Verse 14: and here he has authority from the chief priests to bind all who invoke your name.” (NRSV)

  • This is the only mention that Saul got the letters that he was hoping to get from the Chief Priest.
  • Here, however, we have Ananias saying “chief priests” in the plural, which does not reflect the legal truth, though it might reflect reality of power.

Verse 15: But the Lord said to him, “Go, for he is an instrument whom I have chosen to bring my name before Gentiles and kings and before the people of Israel; (NRSV)

  • ”Go” is an imperative verb, a command form.
  • ”Carry my name” is a very interesting term, because it means that the name of Jesus itself sums up the Christian message (Barrett 136). This is also the first time someone is commissioned as a Christian, a person who carries Christ's name with them as they go.
  • ”Instrument” is not an accurate term here. The word refers to an object to be used, “vessel” or “pot” is more literal (Liddell 754). This is something for God to fill and empower.
  • We normally see Paul as being a messenger to Gentiles only, but here we see from God's own mouth that Paul was for Jews as well as Gentiles.
  • There is no mention of how Ananias felt to hearing that Gentiles would be receiving the gospel as well. This was still a radical idea at this stage in Christian history.

Verse 16: I myself will show him how much he must suffer for the sake of my name.” (NRSV)

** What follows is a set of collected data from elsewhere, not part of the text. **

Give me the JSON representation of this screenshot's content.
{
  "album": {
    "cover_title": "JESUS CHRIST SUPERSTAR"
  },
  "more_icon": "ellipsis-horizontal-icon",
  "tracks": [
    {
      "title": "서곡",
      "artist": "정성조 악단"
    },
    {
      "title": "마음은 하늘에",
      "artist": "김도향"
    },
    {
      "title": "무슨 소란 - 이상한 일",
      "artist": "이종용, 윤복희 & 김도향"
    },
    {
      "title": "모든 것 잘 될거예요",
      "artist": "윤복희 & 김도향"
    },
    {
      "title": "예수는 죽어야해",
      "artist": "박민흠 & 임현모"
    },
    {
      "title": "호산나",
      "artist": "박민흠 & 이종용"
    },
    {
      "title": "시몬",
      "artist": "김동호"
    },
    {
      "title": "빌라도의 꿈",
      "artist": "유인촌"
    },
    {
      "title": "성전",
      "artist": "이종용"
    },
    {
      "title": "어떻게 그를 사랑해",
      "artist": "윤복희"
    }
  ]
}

  • ”Must suffer” puts Saul firmly with the OT prophets (Johnson 165).
  • It is interesting that Saul is just recently converted and the first thing God wants him to realize is the suffering that comes later. This is also important for Luke as a storyteller because it sets up what is going to happen to Saul throughout his life.

Verse 17: So Ananias went and entered the house. He laid his hands on Saul and said, “Brother Saul, the Lord Jesus, who appeared to you on your way here, has sent me so that you may regain your sight and be filled with the Holy Spirit.” (NRSV)

  • This is a great change for Ananias. He greets Saul as a brother, his first words.
    • This use of “brother” could be as a fellow Jew to fellow Jew (Fitzmyer 429).
  • We have no mention of Ananias being told that Saul would receive the Holy Spirit. Neither do we have any mention of Saul actually receiving the Spirit, though that might be implied with the baptism.

Verse 18: And immediately something like scales fell from his eyes, and his sight was restored. Then he got up and was baptized, (NRSV)

  • Literally something “as scales of a fish” fell from his eyes.
  • We don't have any mention of scales being placed on his eyes on the road.
  • Baptism was very important for Sail; because he needed to be incorporated into the church as quickly as possible (Johnson 165).

Verse 19: and after taking some food, he regained his strength. (NRSV)

  • Immediately afterwards, Saul broke the fast that he had been doing for three days.